Kim Jong-un prêt à « bien s'entendre» avec les États-Unis si la Corée du Nord est reconnue puissance nucléaire
Le dirigeant nord-coréen Kim Jong-un a estimé que Pyongyang pourrait « bien s'entendre » avec les États-Unis si ceux-ci reconnaissaient le statut de puissance nucléaire de son pays, ont rapporté jeudi 26 février les médias d'État.
Lors du précédent congrès en 2021, Kim Jong Un avait désigné les États-Unis comme le « plus grand ennemi » de sa nation. Le président américain Donald Trump a récemment redoublé d'amabilités envers le dirigeant, dont la position semble s'être adoucie.
Si Washington « respecte le statut actuel [de puissance nucléaire] de notre pays tel qu'il est stipulé dans la Constitution [...] et abandonne sa politique hostile [...] il n'y a aucune raison pour que nous ne puissions pas bien nous entendre avec les États-Unis », a déclaré Kim Jong-un, selon l'agence officielle KCNA.
Lors d'une tournée en Asie l'année dernière, Donald Trump s'était déclaré « ouvert à 100% » à une rencontre avec Kim Jong Un. Il s'est même positionné à rebours de plusieurs décennies de politique américaine en concédant que la Corée du Nord était « en quelque sorte une puissance nucléaire ». Les spéculations s'intensifient sur la possibilité d'une rencontre avec Kim Jong Un en marge de la visite prévue de Donald Trump en Chine, annoncée pour avril. Au cours de son premier mandat, Donald Trump s'est entretenu avec Kim Jong Un à trois reprises pour tenter de parvenir à un accord de dénucléarisation, sans succès.
Pyongyang rejette les avances de Séoul
Cette fois-ci, c'est à la Corée du Sud voisine que M. Kim a réservé l'appellation d'ennemi « le plus hostile ». À l'issue du 9e congrès du Parti des travailleurs, achevé mercredi soir par une grande parade militaire selon KCNA, Kim Jong Un a fermé la porte aux offres de Séoul, allié de Washington en matière de sécurité. La Corée du Nord « n'a absolument rien à faire avec la Corée du Sud, son ennemi le plus hostile, et exclura à jamais la Corée du Sud de la catégorie des compatriotes », a déclaré Kim Jong-un, selon l'agence KCNA jeudi.
Le président sud-coréen Lee Jae Myung œuvre depuis son investiture en juin à la reprise du dialogue bilatéral. Jusqu'alors sans réponse du Nord. Pyongyang a annoncé en janvier avoir abattu un drone venu du Sud près de la ville de Kaesong, à quelques kilomètres de la frontière ultra-militarisée avec la Corée du Sud, et demandé des comptes à Séoul. Le président Lee Jae Myung avait condamné ce survol, soulignant que ce type d'initiative pouvait déclencher une guerre entre les deux États qui n'ont pas signé officiellement de traité de paix à l'issue du conflit de 1950-1953.
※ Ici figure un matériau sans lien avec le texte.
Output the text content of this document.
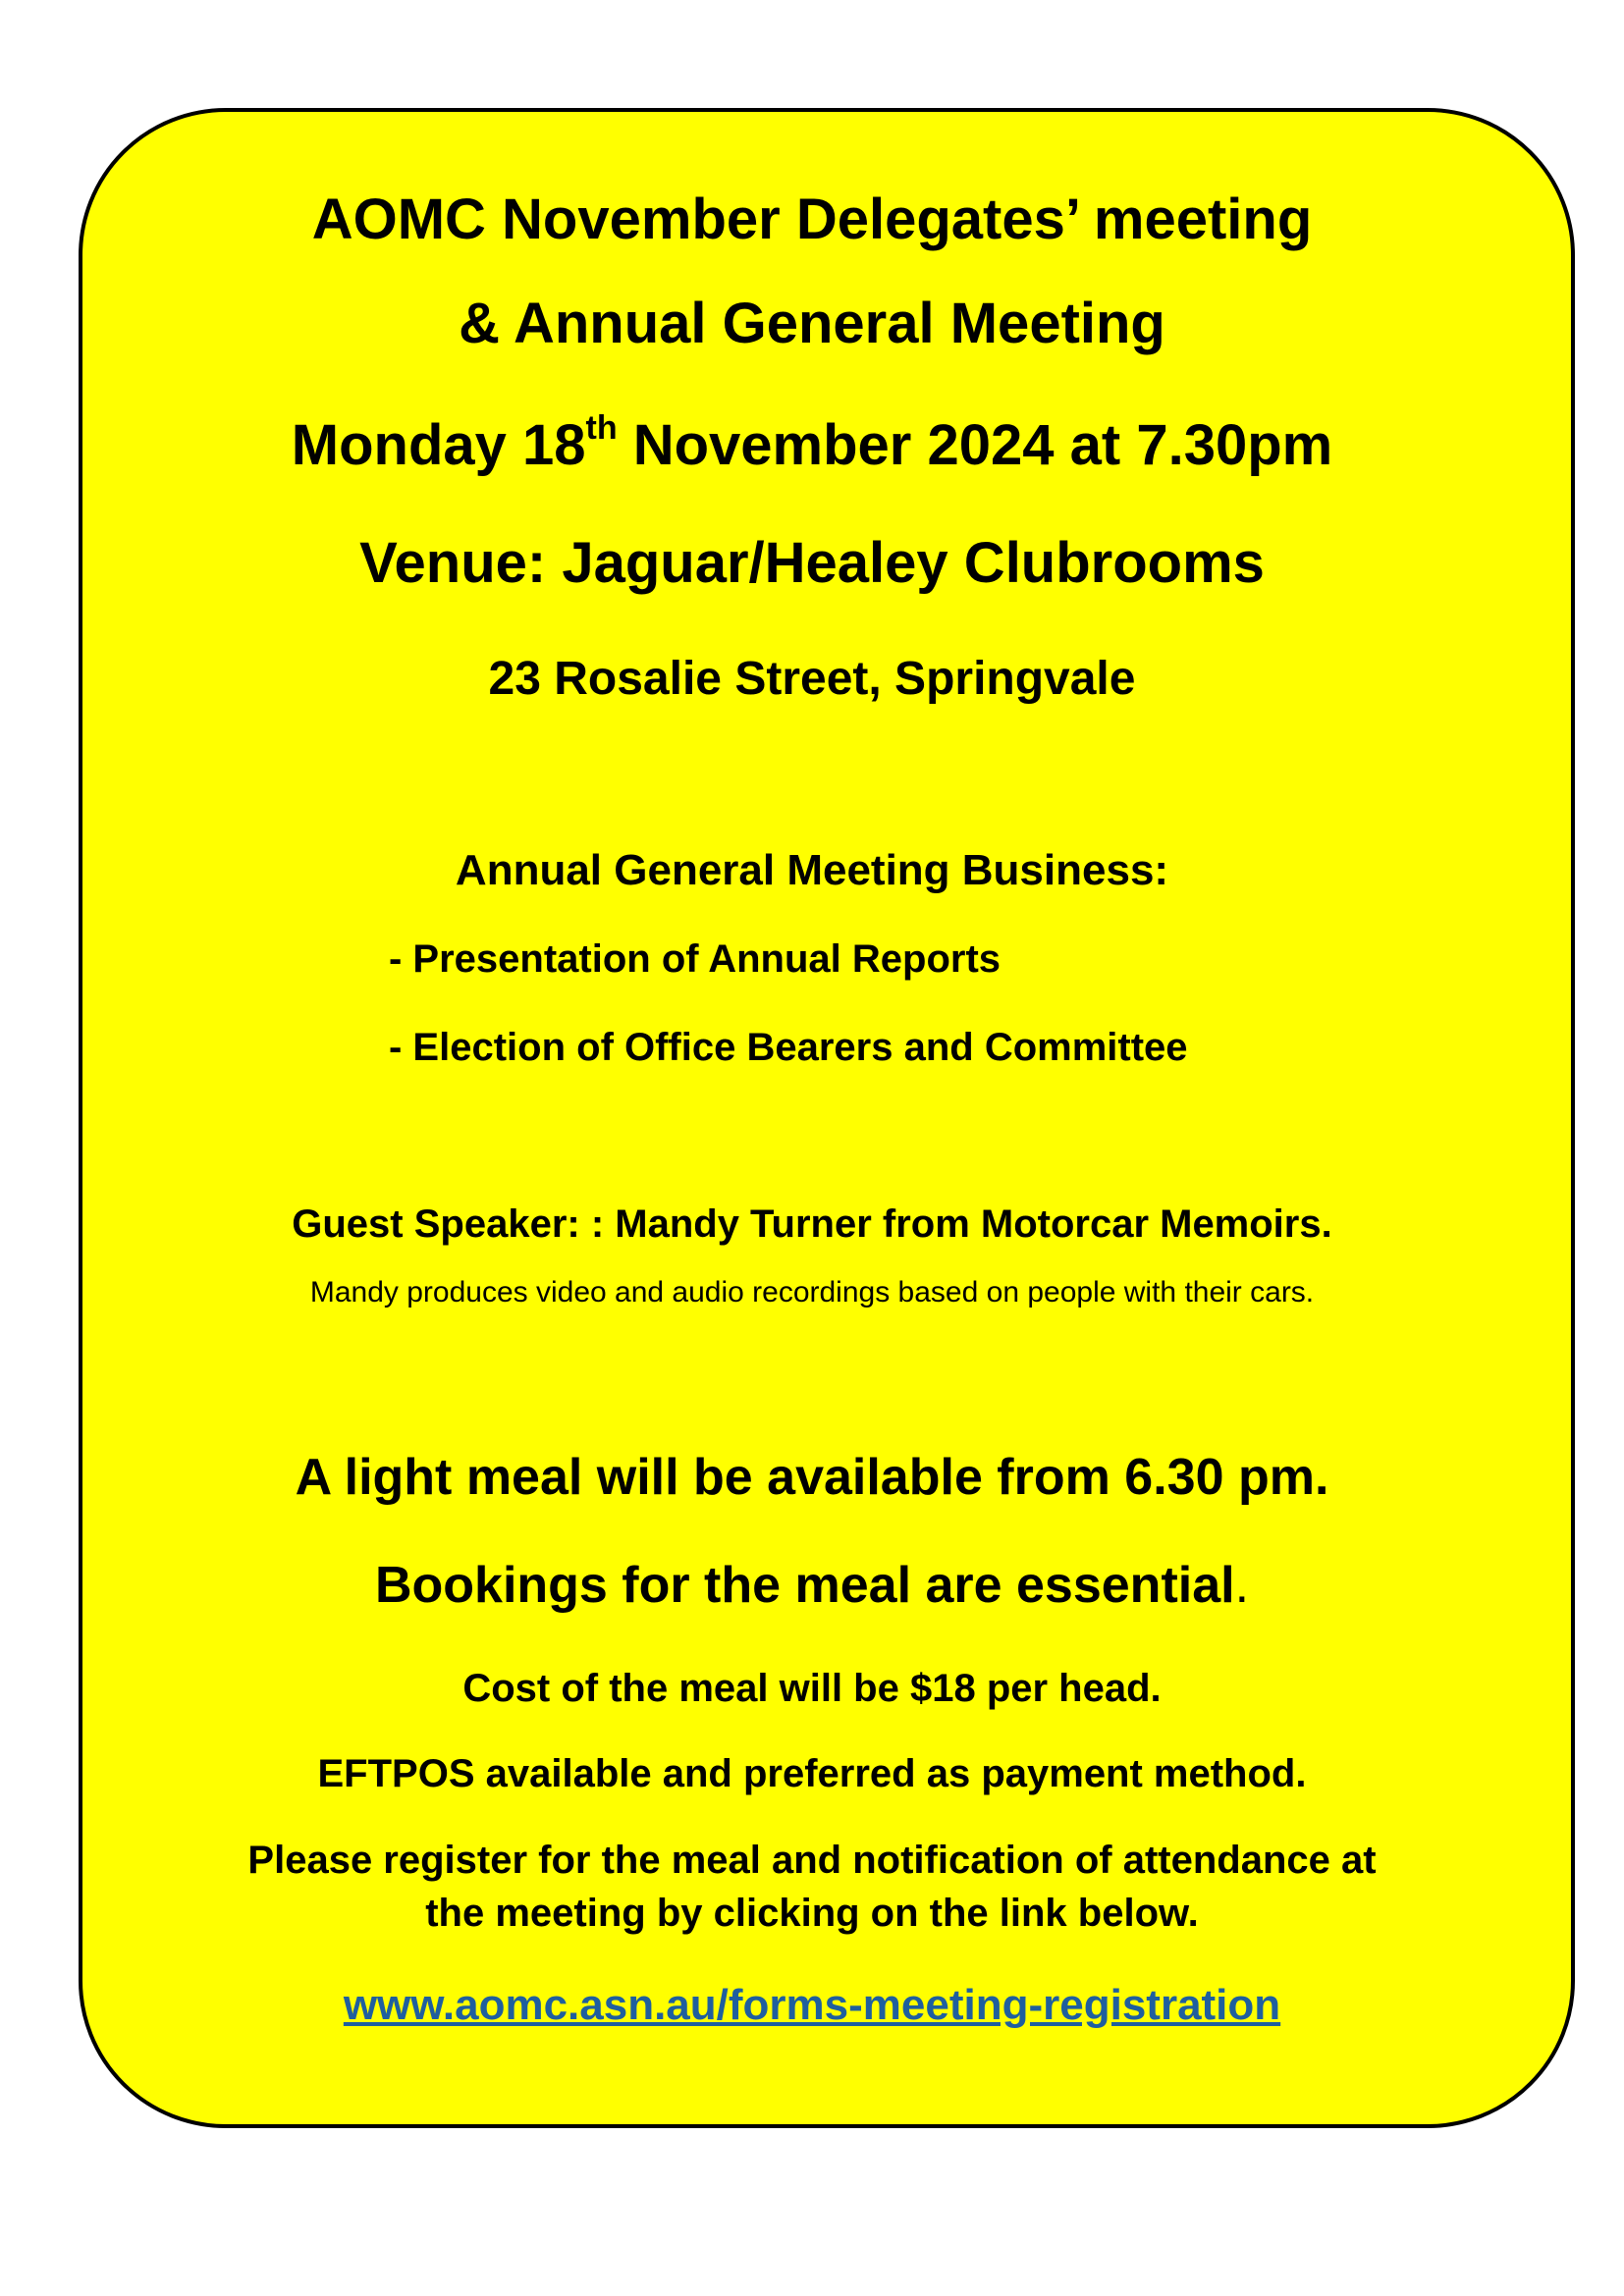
AOMC November Delegates’ meeting
& Annual General Meeting
Monday 18th November 2024 at 7.30pm
Venue: Jaguar/Healey Clubrooms
23 Rosalie Street, Springvale
Annual General Meeting Business:
- Presentation of Annual Reports
- Election of Office Bearers and Committee
Guest Speaker: : Mandy Turner from Motorcar Memoirs.
Mandy produces video and audio recordings based on people with their cars.
A light meal will be available from 6.30 pm.
Bookings for the meal are essential.
Cost of the meal will be $18 per head.
EFTPOS available and preferred as payment method.
Please register for the meal and notification of attendance at
the meeting by clicking on the link below.
www.aomc.asn.au/forms-meeting-registration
La Corée du Nord, dotée de l'arme nucléaire, est soumise à plusieurs séries de sanctions en raison de ses programmes d'armement. Pyongyang produit même assez de matière nucléaire chaque année pour assembler jusqu'à 20 armes atomiques, a estimé la présidence sud-coréenne en janvier. Des sources diplomatiques sud-coréennes ont indiqué à l'AFP en janvier que le Comité des sanctions contre la Corée du Nord du Conseil de sécurité des Nations unies s'apprêtait à accorder une exemption de sanctions aux projets d'aide humanitaire dans le pays. Une initiative qui permettrait à Washington et Séoul de supprimer l'alibi invoqué par Pyongyang pour refuser jusqu'ici le dialogue, ont commenté des analystes.
Pyongyang a modifié sa constitution en 2024 pour définir la Corée du Sud comme un « État hostile » pour la première fois.
Le congrès du parti au pouvoir, qui se tient en principe tous les cinq ans, avait démarré le 19 février. C'est l'événement politique le plus important en Corée du Nord, destiné à renforcer l'autorité du régime. Kim Jong-un a ainsi été reconduit dimanche à l'unanimité au poste suprême de secrétaire général du Parti, qui dirige le pays communiste depuis les années 1940. Les hauts gradés de l'armée lui ont fait à cette occasion un « serment de loyauté », selon l'agence officielle.
L'influente Kim Yo Jong, sœur du dirigeant nord-coréen, a été promue par le Parti lors de ce congrès quinquennal, devenant directrice de département à part entière, et non plus directrice adjointe.